For these reasons, we affirm AlemanRamos’s conviction, vacate Aleman-Ramos’s sentence, and remand the case for resentencing in light of Booker. 
      
      . Because an unpublished opinion is not precedentially binding under the doctrine of stare decisis, its reliance and citation are disfavored except for the purposes of establishing res judicata, estoppel, or the law of the case. 6 Cir. R. 28(g).
     
      
      . In light of Crawford v. Washington, 541 U.S. 36, 124 S.Ct. 1354, 158 L.Ed.2d 177 (2004), however, we permitted additional briefing in order to address this issue. In Crawford, the Supreme Court ruled "that out-of-court statements that are ‘testimonial’ and made by a witness not present at trial are admissible only if the declarant is unavailable and the defendant had a prior opportunity to cross-examine." United States v. Arnold, 410 F.3d 895, 902 (6th Cir.2005) (emphasis in original) (citing Crawford, 541 U.S. at 68, 124 S.Ct. 1354). Here, the government contends both that the statements were not testimonial, and that Aleman-Ramos had an opportunity to cross-examine because Aleman-Ramos, Jr. was subpoenaed and present at the trial.
      We have previously recognized that "testimonial” statements result from prior testimony, responses to formal police interrogations, and " ‘statements that declarants would reasonably expect to be used prosecutorially.’ ” Arnold, 410 F.3d at 902 (quoting Crawford 541 U.S. at 68, 124 S.Ct. 1354). Moreover, although the Supreme Court has not provided a precise definition for what comprises a "testimonial” statement, we have explained that the decisive inquiry should be " ‘whether a reasonable person in the declarant’s position would anticipate his statement being used against the accused in investigating and prosecuting the crime.' ” Arnold, 410 F.3d at 903-04 (quoting United States v. Cromer, 389 F.3d 662, 675 (6th Cir.2004)).

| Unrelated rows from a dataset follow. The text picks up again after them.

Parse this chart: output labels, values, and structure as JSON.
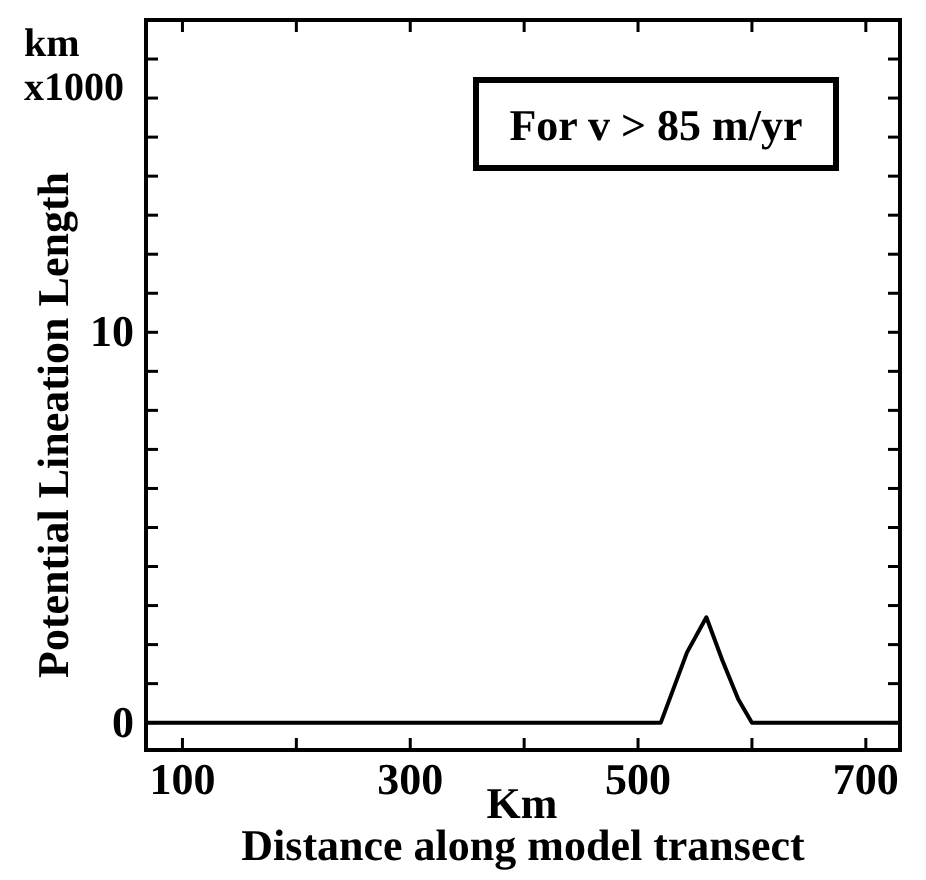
{
  "chart_data": {
    "type": "line",
    "xlabel": "Distance along model transect",
    "ylabel": "Potential Lineation Length",
    "annotations": [
      "km\nx1000",
      "Km",
      "For v > 85 m/yr"
    ],
    "x": [
      68,
      520,
      543,
      560,
      574,
      588,
      600,
      730
    ],
    "series": [
      {
        "color": "#000000",
        "values": [
          0,
          0,
          1.8,
          2.7,
          1.6,
          0.6,
          0,
          0
        ]
      }
    ],
    "xlim": [
      68,
      730
    ],
    "ylim": [
      -0.7,
      18
    ],
    "xticks": [
      100,
      {
        "value": 200,
        "label": null
      },
      300,
      {
        "value": 400,
        "label": null
      },
      500,
      {
        "value": 600,
        "label": null
      },
      700
    ],
    "yticks": [
      0,
      {
        "value": 1,
        "label": null
      },
      {
        "value": 2,
        "label": null
      },
      {
        "value": 3,
        "label": null
      },
      {
        "value": 4,
        "label": null
      },
      {
        "value": 5,
        "label": null
      },
      {
        "value": 6,
        "label": null
      },
      {
        "value": 7,
        "label": null
      },
      {
        "value": 8,
        "label": null
      },
      {
        "value": 9,
        "label": null
      },
      10,
      {
        "value": 11,
        "label": null
      },
      {
        "value": 12,
        "label": null
      },
      {
        "value": 13,
        "label": null
      },
      {
        "value": 14,
        "label": null
      },
      {
        "value": 15,
        "label": null
      },
      {
        "value": 16,
        "label": null
      },
      {
        "value": 17,
        "label": null
      }
    ],
    "grid": false,
    "marker": "none",
    "line_style": "solid"
  }
}
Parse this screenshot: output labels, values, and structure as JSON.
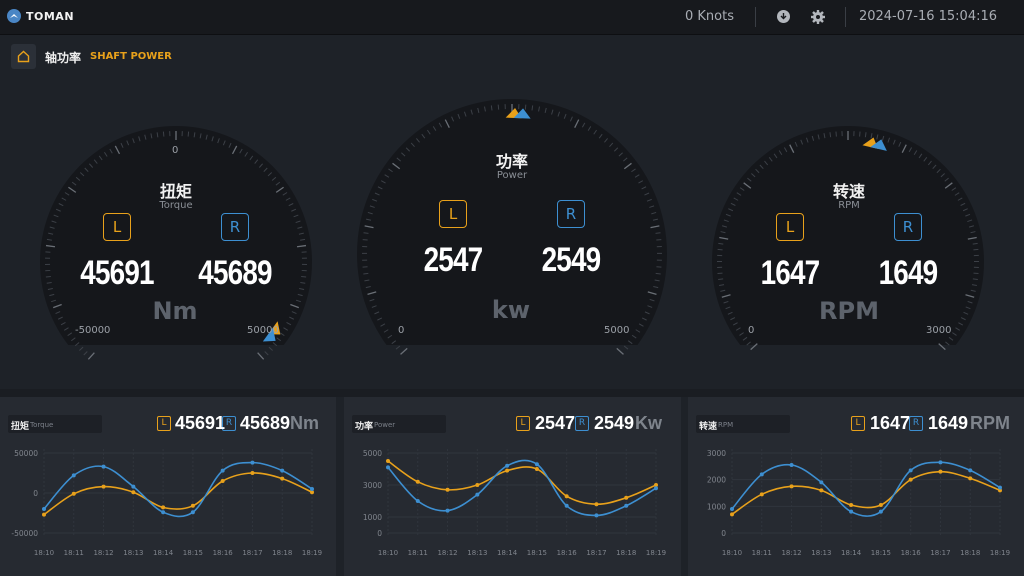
{
  "app": {
    "brand": "TOMAN"
  },
  "header": {
    "speed": "0 Knots",
    "datetime": "2024-07-16 15:04:16"
  },
  "page": {
    "title_cn": "轴功率",
    "title_en": "SHAFT POWER"
  },
  "gauges": [
    {
      "title": "扭矩",
      "subtitle": "Torque",
      "left_label": "L",
      "right_label": "R",
      "left_value": "45691",
      "right_value": "45689",
      "unit": "Nm",
      "min_label": "-50000",
      "max_label": "50000",
      "zero_label": "0",
      "pointer_fraction": 0.957
    },
    {
      "title": "功率",
      "subtitle": "Power",
      "left_label": "L",
      "right_label": "R",
      "left_value": "2547",
      "right_value": "2549",
      "unit": "kw",
      "min_label": "0",
      "max_label": "5000",
      "pointer_fraction": 0.509
    },
    {
      "title": "转速",
      "subtitle": "RPM",
      "left_label": "L",
      "right_label": "R",
      "left_value": "1647",
      "right_value": "1649",
      "unit": "RPM",
      "min_label": "0",
      "max_label": "3000",
      "pointer_fraction": 0.549
    }
  ],
  "colors": {
    "left": "#e8a11b",
    "right": "#3d8fd1",
    "background": "#1e2228",
    "panel": "#262a31"
  },
  "chart_data": [
    {
      "type": "line",
      "title": "扭矩",
      "subtitle": "Torque",
      "unit": "Nm",
      "left_label": "L",
      "right_label": "R",
      "left_value": "45691",
      "right_value": "45689",
      "x": [
        "18:10",
        "18:11",
        "18:12",
        "18:13",
        "18:14",
        "18:15",
        "18:16",
        "18:17",
        "18:18",
        "18:19"
      ],
      "yticks": [
        "50000",
        "0",
        "-50000"
      ],
      "ylim": [
        -50000,
        50000
      ],
      "series": [
        {
          "name": "L",
          "color": "#e8a11b",
          "values": [
            -27000,
            -1000,
            8000,
            1000,
            -18000,
            -16000,
            15000,
            25000,
            18000,
            1000
          ]
        },
        {
          "name": "R",
          "color": "#3d8fd1",
          "values": [
            -20000,
            22000,
            33000,
            8000,
            -24000,
            -24000,
            28000,
            38000,
            28000,
            5000
          ]
        }
      ]
    },
    {
      "type": "line",
      "title": "功率",
      "subtitle": "Power",
      "unit": "Kw",
      "left_label": "L",
      "right_label": "R",
      "left_value": "2547",
      "right_value": "2549",
      "x": [
        "18:10",
        "18:11",
        "18:12",
        "18:13",
        "18:14",
        "18:15",
        "18:16",
        "18:17",
        "18:18",
        "18:19"
      ],
      "yticks": [
        "5000",
        "3000",
        "1000",
        "0"
      ],
      "ylim": [
        0,
        5000
      ],
      "series": [
        {
          "name": "L",
          "color": "#e8a11b",
          "values": [
            4500,
            3200,
            2700,
            3000,
            3900,
            4000,
            2300,
            1800,
            2200,
            3000
          ]
        },
        {
          "name": "R",
          "color": "#3d8fd1",
          "values": [
            4100,
            2000,
            1400,
            2400,
            4200,
            4300,
            1700,
            1100,
            1700,
            2800
          ]
        }
      ]
    },
    {
      "type": "line",
      "title": "转速",
      "subtitle": "RPM",
      "unit": "RPM",
      "left_label": "L",
      "right_label": "R",
      "left_value": "1647",
      "right_value": "1649",
      "x": [
        "18:10",
        "18:11",
        "18:12",
        "18:13",
        "18:14",
        "18:15",
        "18:16",
        "18:17",
        "18:18",
        "18:19"
      ],
      "yticks": [
        "3000",
        "2000",
        "1000",
        "0"
      ],
      "ylim": [
        0,
        3000
      ],
      "series": [
        {
          "name": "L",
          "color": "#e8a11b",
          "values": [
            700,
            1450,
            1750,
            1600,
            1050,
            1050,
            2000,
            2300,
            2050,
            1600
          ]
        },
        {
          "name": "R",
          "color": "#3d8fd1",
          "values": [
            900,
            2200,
            2550,
            1900,
            800,
            800,
            2350,
            2650,
            2350,
            1700
          ]
        }
      ]
    }
  ]
}
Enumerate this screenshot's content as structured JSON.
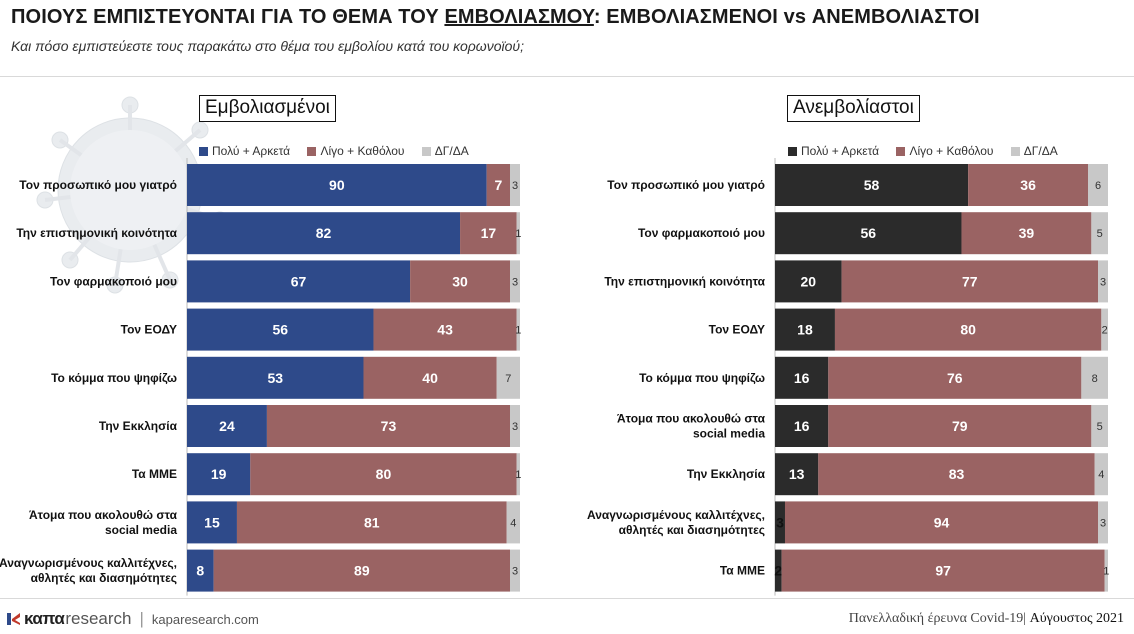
{
  "header": {
    "title_part1": "ΠΟΙΟΥΣ ΕΜΠΙΣΤΕΥΟΝΤΑΙ ΓΙΑ ΤΟ ΘΕΜΑ ΤΟΥ ",
    "title_underlined": "ΕΜΒΟΛΙΑΣΜΟΥ",
    "title_part2": ": ΕΜΒΟΛΙΑΣΜΕΝΟΙ vs ΑΝΕΜΒΟΛΙΑΣΤΟΙ",
    "subtitle": "Και πόσο εμπιστεύεστε τους παρακάτω στο θέμα του εμβολίου κατά του κορωνοϊού;"
  },
  "legend_labels": [
    "Πολύ + Αρκετά",
    "Λίγο + Καθόλου",
    "ΔΓ/ΔΑ"
  ],
  "colors": {
    "vaccinated_high": "#2e4a8a",
    "unvaccinated_high": "#2b2b2b",
    "low": "#9a6363",
    "dk": "#c8c8c8"
  },
  "chart_data": [
    {
      "type": "bar",
      "orientation": "horizontal",
      "stacked": true,
      "title": "Εμβολιασμένοι",
      "categories": [
        "Τον προσωπικό μου γιατρό",
        "Την επιστημονική κοινότητα",
        "Τον φαρμακοποιό μου",
        "Τον ΕΟΔΥ",
        "Το κόμμα που ψηφίζω",
        "Την Εκκλησία",
        "Τα ΜΜΕ",
        "Άτομα που ακολουθώ στα\nsocial media",
        "Αναγνωρισμένους καλλιτέχνες,\nαθλητές και διασημότητες"
      ],
      "series": [
        {
          "name": "Πολύ + Αρκετά",
          "values": [
            90,
            82,
            67,
            56,
            53,
            24,
            19,
            15,
            8
          ]
        },
        {
          "name": "Λίγο + Καθόλου",
          "values": [
            7,
            17,
            30,
            43,
            40,
            73,
            80,
            81,
            89
          ]
        },
        {
          "name": "ΔΓ/ΔΑ",
          "values": [
            3,
            1,
            3,
            1,
            7,
            3,
            1,
            4,
            3
          ]
        }
      ],
      "xlim": [
        0,
        100
      ],
      "legend_position": "top"
    },
    {
      "type": "bar",
      "orientation": "horizontal",
      "stacked": true,
      "title": "Ανεμβολίαστοι",
      "categories": [
        "Τον προσωπικό μου γιατρό",
        "Τον φαρμακοποιό μου",
        "Την επιστημονική κοινότητα",
        "Τον ΕΟΔΥ",
        "Το κόμμα που ψηφίζω",
        "Άτομα που ακολουθώ στα\nsocial media",
        "Την Εκκλησία",
        "Αναγνωρισμένους καλλιτέχνες,\nαθλητές και διασημότητες",
        "Τα ΜΜΕ"
      ],
      "series": [
        {
          "name": "Πολύ + Αρκετά",
          "values": [
            58,
            56,
            20,
            18,
            16,
            16,
            13,
            3,
            2
          ]
        },
        {
          "name": "Λίγο + Καθόλου",
          "values": [
            36,
            39,
            77,
            80,
            76,
            79,
            83,
            94,
            97
          ]
        },
        {
          "name": "ΔΓ/ΔΑ",
          "values": [
            6,
            5,
            3,
            2,
            8,
            5,
            4,
            3,
            1
          ]
        }
      ],
      "xlim": [
        0,
        100
      ],
      "legend_position": "top"
    }
  ],
  "footer": {
    "brand_bold": "καπα",
    "brand_light": "research",
    "separator": "|",
    "site": "kaparesearch.com",
    "survey": "Πανελλαδική έρευνα Covid-19|",
    "month": "Αύγουστος 2021"
  }
}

      In this case, although whether a reasonable nine-year-old boy would realize that the statements likely would be used in the investigation or prosecution of the crime is debatable, Aleman-Ramos, Jr. made the statements in response to questions by a police officer who was clearly investigating Aleman-Ramos and Aleman-Ramos, Jr. That fact is dispositive; in Crawford, the Supreme Court found a witness’s tape-recorded statement made during a police interrogation "testimonial." Crawford, 541 U.S. at 53, 124 S.Ct. 1354. The Court stated that "interrogations by law enforcement officers fall squarely within [the][] class [of testimonial hearsay].” Id.; cf. United States v. Gibson, 409 F.3d 325, 338 (6th Cir. 2005) (describing statements as non-testimonial where the “statements were not made to the police or in the course of an official investigation .... [nor in an attempt] to curry favor or shift the blame____”). Aleman-Ramos, Jr.'s statements were made in response to a police interrogation and were therefore "testimonial” and subject to the Confrontation Clause pursuant to Crawford.
      
     
      
      . As in Oliver, some evidence of the facts underlying the sentence enhancement (the presence of defendant’s minor son) was introduced at trial. The introduction of this evidence does not affect the Sixth Amendment analysis on appeal. Oliver, 397 F.3d at 378 n. 2.
     
      
      . Aleman-Ramos did not object to the upward adjustment for the stolen firearm. The government contends that, "[bjecause Defendant did not contest factual support for the stolen firearm adjustment in his presentence report, it qualifies as an admission of those facts for Sixth Amendment purposes.” As Aleman-Ramos is clearly entitled to resentencing based on the district court’s finding that Aleman-Ramos utilized a minor to aid in the commission of a crime, the Court need not review his second sentencing objection.